On 06/19/2014 02:12 AM, mtosatti@redhat.com wrote:
> Allow vcpus to pin spte translations by:
>
> 1) Creating a per-vcpu list of pinned ranges.
> 2) On mmu reload request:
> 	- Fault ranges.
> 	- Mark sptes with a pinned bit.
> 	- Mark shadow pages as pinned.
>
> 3) Then modify the following actions:
> 	- Page age => skip spte flush.
> 	- MMU notifiers => force mmu reload request (which kicks cpu out of
> 				guest mode).
> 	- GET_DIRTY_LOG => force mmu reload request.
> 	- SLAB shrinker => skip shadow page deletion.
>
> TDP-only.
>
>   
> +int kvm_mmu_register_pinned_range(struct kvm_vcpu *vcpu,
> +				  gfn_t base_gfn, unsigned long npages)
> +{
> +	struct kvm_pinned_page_range *p;
> +
> +	mutex_lock(&vcpu->arch.pinned_mmu_mutex);
> +	list_for_each_entry(p, &vcpu->arch.pinned_mmu_pages, link) {
> +		if (p->base_gfn == base_gfn && p->npages == npages) {
> +			mutex_unlock(&vcpu->arch.pinned_mmu_mutex);
> +			return -EEXIST;
> +		}
> +	}
> +	mutex_unlock(&vcpu->arch.pinned_mmu_mutex);
> +
> +	if (vcpu->arch.nr_pinned_ranges >=
> +	    KVM_MAX_PER_VCPU_PINNED_RANGE)
> +		return -ENOSPC;
> +
> +	p = kzalloc(sizeof(struct kvm_pinned_page_range), GFP_KERNEL);
> +	if (!p)
> +		return -ENOMEM;
> +
> +	vcpu->arch.nr_pinned_ranges++;
> +
> +	trace_kvm_mmu_register_pinned_range(vcpu->vcpu_id, base_gfn, npages);
> +
> +	INIT_LIST_HEAD(&p->link);
> +	p->base_gfn = base_gfn;
> +	p->npages = npages;
> +	mutex_lock(&vcpu->arch.pinned_mmu_mutex);
> +	list_add(&p->link, &vcpu->arch.pinned_mmu_pages);
> +	mutex_unlock(&vcpu->arch.pinned_mmu_mutex);
> +	kvm_make_request(KVM_REQ_MMU_RELOAD, vcpu);
> +
> +	return 0;
> +}
> +

What happens if ranges overlap (within a vcpu, cross-vcpu)? Or if a 
range overflows and wraps around 0?  Or if it does not refer to RAM?

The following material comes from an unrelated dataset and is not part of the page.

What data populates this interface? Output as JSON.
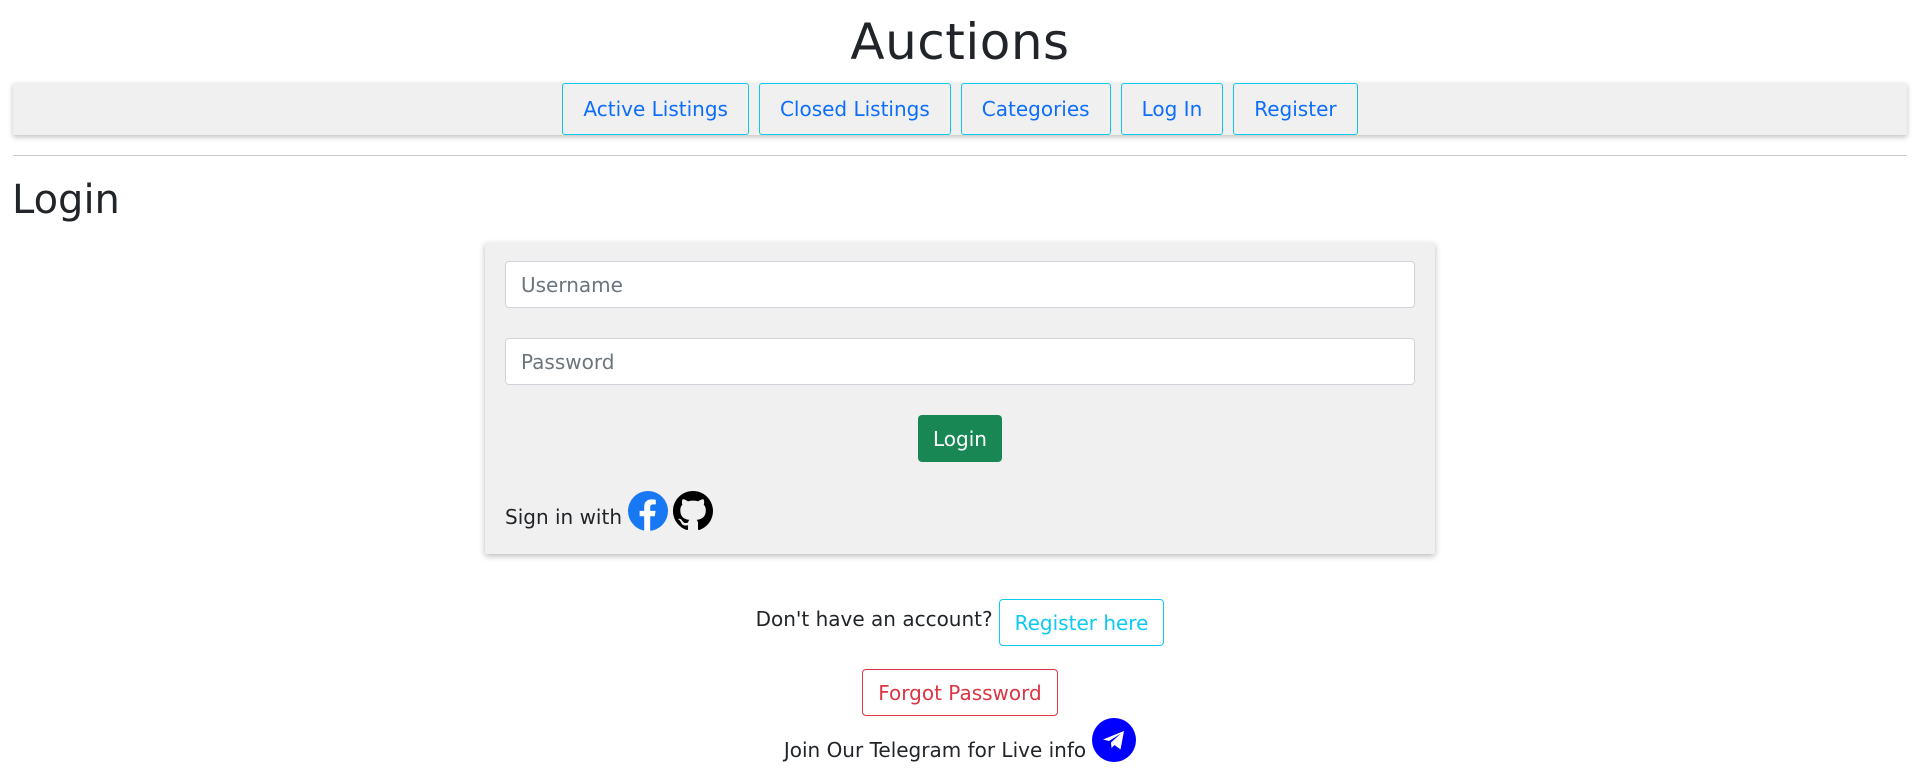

Looks like you're limiting the number of ranges, but not the number of 
pages, so a guest can lock all of its memory.

> +
> +/*
> + * Pin KVM MMU page translations. This guarantees, for valid
> + * addresses registered by kvm_mmu_register_pinned_range (valid address
> + * meaning address which posses sufficient information for fault to
> + * be resolved), valid translations exist while in guest mode and
> + * therefore no VM-exits due to faults will occur.
> + *
> + * Failure to instantiate pages will abort guest entry.
> + *
> + * Page frames should be pinned with get_page in advance.
> + *
> + * Pinning is not guaranteed while executing as L2 guest.

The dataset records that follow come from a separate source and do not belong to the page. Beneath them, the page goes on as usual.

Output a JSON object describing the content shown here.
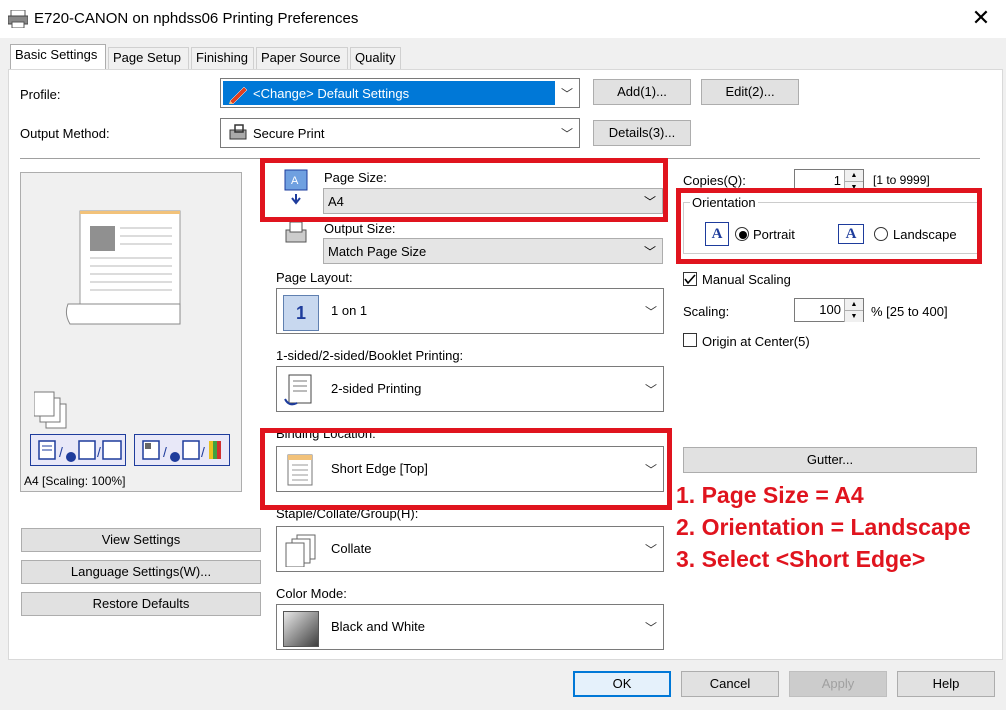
{
  "window": {
    "title": "E720-CANON on nphdss06 Printing Preferences",
    "close_icon": "close-icon"
  },
  "tabs": [
    "Basic Settings",
    "Page Setup",
    "Finishing",
    "Paper Source",
    "Quality"
  ],
  "profile": {
    "label": "Profile:",
    "value": "<Change> Default Settings",
    "add": "Add(1)...",
    "edit": "Edit(2)..."
  },
  "output_method": {
    "label": "Output Method:",
    "value": "Secure Print",
    "details": "Details(3)..."
  },
  "preview": {
    "status": "A4 [Scaling: 100%]"
  },
  "left_buttons": {
    "view": "View Settings",
    "language": "Language Settings(W)...",
    "restore": "Restore Defaults"
  },
  "page_size": {
    "label": "Page Size:",
    "value": "A4"
  },
  "output_size": {
    "label": "Output Size:",
    "value": "Match Page Size"
  },
  "page_layout": {
    "label": "Page Layout:",
    "value": "1 on 1",
    "icon_digit": "1"
  },
  "sided": {
    "label": "1-sided/2-sided/Booklet Printing:",
    "value": "2-sided Printing"
  },
  "binding": {
    "label": "Binding Location:",
    "value": "Short Edge [Top]"
  },
  "staple": {
    "label": "Staple/Collate/Group(H):",
    "value": "Collate"
  },
  "color_mode": {
    "label": "Color Mode:",
    "value": "Black and White"
  },
  "copies": {
    "label": "Copies(Q):",
    "value": "1",
    "range": "[1 to 9999]"
  },
  "orientation": {
    "label": "Orientation",
    "portrait": "Portrait",
    "landscape": "Landscape",
    "icon_letter": "A",
    "selected": "portrait"
  },
  "manual_scaling": {
    "label": "Manual Scaling",
    "checked": true
  },
  "scaling": {
    "label": "Scaling:",
    "value": "100",
    "range": "% [25 to 400]"
  },
  "origin": {
    "label": "Origin at Center(5)",
    "checked": false
  },
  "gutter": "Gutter...",
  "annotations": [
    "1. Page Size = A4",
    "2. Orientation = Landscape",
    "3. Select <Short Edge>"
  ],
  "footer": {
    "ok": "OK",
    "cancel": "Cancel",
    "apply": "Apply",
    "help": "Help"
  },
  "colors": {
    "annotation_red": "#e0141e",
    "selection_blue": "#0078d7",
    "accent_blue": "#1e3c9c"
  }
}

Does this undermine security?

> + *
> + */
> +
> +static void kvm_mmu_pin_pages(struct kvm_vcpu *vcpu)
> +{
> +	struct kvm_pinned_page_range *p;
> +
> +	if (is_guest_mode(vcpu))
> +		return;
> +
> +	if (!vcpu->arch.mmu.direct_map)
> +		return;
> +
> +	ASSERT(VALID_PAGE(vcpu->arch.mmu.root_hpa));
> +
> +	mutex_lock(&vcpu->arch.pinned_mmu_mutex);

Is the mutex actually needed? It seems it's only taken in vcpu context, 
so the vcpu mutex should be sufficient.

> +	list_for_each_entry(p, &vcpu->arch.pinned_mmu_pages, link) {
> +		gfn_t gfn_offset;
> +
> +		for (gfn_offset = 0; gfn_offset < p->npages; gfn_offset++) {
> +			gfn_t gfn = p->base_gfn + gfn_offset;
> +			int r;
> +			bool pinned = false;
> +
> +			r = vcpu->arch.mmu.page_fault(vcpu, gfn << PAGE_SHIFT,
> +						     PFERR_WRITE_MASK, false,
> +						     true, &pinned);
> +			/* MMU notifier sequence window: retry */
> +			if (!r && !pinned)
> +				kvm_make_request(KVM_REQ_MMU_RELOAD, vcpu);
> +			if (r) {
> +				kvm_make_request(KVM_REQ_TRIPLE_FAULT, vcpu);
> +				break;
> +			}
> +
> +		}
> +	}
> +	mutex_unlock(&vcpu->arch.pinned_mmu_mutex);
> +}
> +
>   int kvm_mmu_load(struct kvm_vcpu *vcpu)
>   {
>   	int r;
> @@ -3916,6 +4101,7 @@
>   		goto out;
>   	/* set_cr3() should ensure TLB has been flushed */
>   	vcpu->arch.mmu.set_cr3(vcpu, vcpu->arch.mmu.root_hpa);
> +	kvm_mmu_pin_pages(vcpu);
>   out:
>   	return r;
>   }
>

I don't see where  you unpin pages, so even if you limit the number of 
pinned pages, a guest can pin all of memory by iterating over all of 
memory and pinning it a chunk at a time.

You might try something similar to guest MTRR handling.